PostgreSQL sits at a pragmatic sweet spot: it doesn't pay the cost of immediate rebalancing *or* the cost of permanent space waste. The deferred VACUUM model means that:

Reads are never blocked by structural maintenance
Deletes are fast — just flag a tuple
Space is eventually reclaimed — VACUUM handles it on its own schedule
But sparse pages accumulate between VACUUM runs, degrading range scan I/O

The fill-factor impact is real. The comparison table in the underflow entry (lines 60-68) shows that without rebalancing, leaves can degrade to near-empty, inflating the number of page reads for range scans and wasting disk. PostgreSQL accepts this temporarily; the reference implementation accepts it permanently.

The Structural Asymmetry

One of the sharpest observations across the entries is the asymmetry between insert and delete in the reference implementation:

insert fully propagates splits upward: when a node overflows, it splits, returns (midkey, newpage), and the caller inserts into the parent — cascading all the way to root creation if needed (insert entry, lines 53-84)
delete swallows the 'empty' signal after one level of cleanup: if it can't handle it at depth 2, it converts 'empty' to True and the information is lost (delete entry, lines 72-73)

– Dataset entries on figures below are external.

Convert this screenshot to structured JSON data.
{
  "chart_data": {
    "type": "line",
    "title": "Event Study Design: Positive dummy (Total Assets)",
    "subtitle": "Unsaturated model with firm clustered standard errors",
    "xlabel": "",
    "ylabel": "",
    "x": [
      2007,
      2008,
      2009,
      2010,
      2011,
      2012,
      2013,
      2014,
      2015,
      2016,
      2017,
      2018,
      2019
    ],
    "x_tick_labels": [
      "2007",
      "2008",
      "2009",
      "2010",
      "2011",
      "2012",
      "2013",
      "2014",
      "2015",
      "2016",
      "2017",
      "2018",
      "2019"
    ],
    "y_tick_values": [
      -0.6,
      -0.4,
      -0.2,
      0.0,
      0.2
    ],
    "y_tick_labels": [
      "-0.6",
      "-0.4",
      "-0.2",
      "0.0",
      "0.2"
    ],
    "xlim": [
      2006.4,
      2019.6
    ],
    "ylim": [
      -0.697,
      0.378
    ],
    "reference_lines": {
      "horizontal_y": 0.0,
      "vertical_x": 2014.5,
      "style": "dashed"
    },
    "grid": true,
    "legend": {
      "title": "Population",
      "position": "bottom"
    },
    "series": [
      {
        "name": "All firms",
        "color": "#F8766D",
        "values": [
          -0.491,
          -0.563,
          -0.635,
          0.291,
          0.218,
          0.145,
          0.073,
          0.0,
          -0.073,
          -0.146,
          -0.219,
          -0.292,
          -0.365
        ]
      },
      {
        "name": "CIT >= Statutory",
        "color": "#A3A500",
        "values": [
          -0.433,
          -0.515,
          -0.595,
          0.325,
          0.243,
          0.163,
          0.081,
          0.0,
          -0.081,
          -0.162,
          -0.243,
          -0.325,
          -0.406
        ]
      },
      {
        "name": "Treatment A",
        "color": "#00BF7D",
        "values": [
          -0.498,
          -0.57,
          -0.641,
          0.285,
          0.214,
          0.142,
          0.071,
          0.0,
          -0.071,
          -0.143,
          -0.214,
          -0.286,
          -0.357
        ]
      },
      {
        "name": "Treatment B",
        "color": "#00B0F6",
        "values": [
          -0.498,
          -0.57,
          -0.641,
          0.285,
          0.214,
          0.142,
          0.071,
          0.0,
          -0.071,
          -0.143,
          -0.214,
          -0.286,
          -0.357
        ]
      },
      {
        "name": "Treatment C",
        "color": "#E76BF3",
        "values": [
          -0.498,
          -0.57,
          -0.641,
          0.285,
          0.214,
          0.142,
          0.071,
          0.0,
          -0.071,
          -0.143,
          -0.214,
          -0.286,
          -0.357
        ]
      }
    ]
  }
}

This means the tree height only increases, never decreases (topic-b-tree-underflow-rebalancing.md, line 87). PostgreSQL has the same property — its B-tree height rarely shrinks — but it mitigates the space impact through VACUUM's page recycling.

Why This Matters for DDIA

The PostgreSQL pattern illustrates a principle central to *Designing Data-Intensive Applications*: production systems routinely trade strict invariants for operational characteristics. The textbook B-tree invariant (minimum 50% fill) is correct but expensive to maintain under concurrency. PostgreSQL relaxes it in favor of a batch-oriented background process, accepting temporary space waste for consistent throughput. This is the same principle behind LSM-tree compaction, MVCC's deferred garbage collection, and many other "clean up later" patterns in real databases.

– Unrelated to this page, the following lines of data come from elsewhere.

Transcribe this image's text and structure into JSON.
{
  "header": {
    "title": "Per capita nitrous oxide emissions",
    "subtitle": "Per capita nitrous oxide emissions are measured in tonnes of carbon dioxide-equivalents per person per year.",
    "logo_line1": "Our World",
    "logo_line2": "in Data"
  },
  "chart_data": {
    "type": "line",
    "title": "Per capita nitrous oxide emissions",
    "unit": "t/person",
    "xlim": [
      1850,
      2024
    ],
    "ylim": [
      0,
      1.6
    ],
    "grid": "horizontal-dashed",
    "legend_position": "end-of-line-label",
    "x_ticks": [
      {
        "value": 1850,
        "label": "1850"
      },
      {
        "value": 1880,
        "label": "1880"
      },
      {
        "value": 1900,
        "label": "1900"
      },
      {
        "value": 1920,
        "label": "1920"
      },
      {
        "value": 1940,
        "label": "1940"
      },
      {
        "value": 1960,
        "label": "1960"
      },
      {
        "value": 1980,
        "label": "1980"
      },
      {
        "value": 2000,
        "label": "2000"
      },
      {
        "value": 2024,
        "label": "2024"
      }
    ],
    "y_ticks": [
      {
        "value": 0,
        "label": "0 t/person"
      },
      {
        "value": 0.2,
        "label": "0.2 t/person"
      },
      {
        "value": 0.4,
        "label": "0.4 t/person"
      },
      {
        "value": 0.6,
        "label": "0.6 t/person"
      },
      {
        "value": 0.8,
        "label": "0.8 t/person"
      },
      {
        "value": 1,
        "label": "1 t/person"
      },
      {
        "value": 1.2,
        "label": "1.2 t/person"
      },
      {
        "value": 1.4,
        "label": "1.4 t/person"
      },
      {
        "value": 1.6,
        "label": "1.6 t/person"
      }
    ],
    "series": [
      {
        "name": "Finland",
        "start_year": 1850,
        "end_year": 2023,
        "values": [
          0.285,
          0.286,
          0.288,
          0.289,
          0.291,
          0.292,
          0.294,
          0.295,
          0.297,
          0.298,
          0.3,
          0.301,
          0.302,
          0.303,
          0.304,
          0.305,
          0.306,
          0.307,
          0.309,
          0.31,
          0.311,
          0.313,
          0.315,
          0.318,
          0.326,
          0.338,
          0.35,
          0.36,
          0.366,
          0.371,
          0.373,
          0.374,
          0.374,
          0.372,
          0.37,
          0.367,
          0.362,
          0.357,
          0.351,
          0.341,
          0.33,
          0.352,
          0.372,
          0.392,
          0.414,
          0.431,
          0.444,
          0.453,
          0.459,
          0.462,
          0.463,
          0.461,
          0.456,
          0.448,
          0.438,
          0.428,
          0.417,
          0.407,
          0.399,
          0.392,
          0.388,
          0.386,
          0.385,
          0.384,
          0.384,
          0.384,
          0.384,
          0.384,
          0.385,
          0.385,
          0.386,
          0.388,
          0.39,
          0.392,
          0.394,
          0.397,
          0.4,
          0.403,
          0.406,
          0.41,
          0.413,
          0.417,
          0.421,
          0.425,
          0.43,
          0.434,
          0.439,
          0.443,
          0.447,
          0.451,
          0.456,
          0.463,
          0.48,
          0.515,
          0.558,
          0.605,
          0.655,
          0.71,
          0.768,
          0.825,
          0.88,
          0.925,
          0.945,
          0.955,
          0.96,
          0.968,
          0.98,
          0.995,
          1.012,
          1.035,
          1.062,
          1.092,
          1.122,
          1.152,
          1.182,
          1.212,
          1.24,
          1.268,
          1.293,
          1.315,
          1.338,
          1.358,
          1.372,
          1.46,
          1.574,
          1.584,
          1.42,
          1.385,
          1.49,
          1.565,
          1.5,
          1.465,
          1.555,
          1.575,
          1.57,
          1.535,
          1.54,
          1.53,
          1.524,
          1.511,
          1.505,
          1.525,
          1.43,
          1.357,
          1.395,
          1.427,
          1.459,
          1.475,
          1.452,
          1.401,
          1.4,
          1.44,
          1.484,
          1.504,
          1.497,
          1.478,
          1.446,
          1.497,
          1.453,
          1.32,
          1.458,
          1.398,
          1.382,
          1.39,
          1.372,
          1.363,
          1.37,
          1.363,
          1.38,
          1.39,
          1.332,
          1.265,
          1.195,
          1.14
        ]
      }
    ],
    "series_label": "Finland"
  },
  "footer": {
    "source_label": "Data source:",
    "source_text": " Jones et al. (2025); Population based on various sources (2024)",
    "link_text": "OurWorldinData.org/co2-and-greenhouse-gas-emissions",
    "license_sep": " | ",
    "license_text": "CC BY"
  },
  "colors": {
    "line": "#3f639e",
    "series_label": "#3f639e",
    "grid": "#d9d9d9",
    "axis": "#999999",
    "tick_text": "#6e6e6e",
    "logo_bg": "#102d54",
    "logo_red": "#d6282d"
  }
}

The reference implementation in btree.py demonstrates the *structural plumbing* — the sibling chain in serializeleaf (underflow rebalancing entry, line 71), the free list in PageManager (lines 85–101), the three-valued return from _delete — that a rebalancing or VACUUM-style pass would build on. The infrastructure exists; the policy doesn't. That makes it a useful teaching tool: you can see *what* would need to happen without the concurrency and correctness complexities that make the production version hard to follow.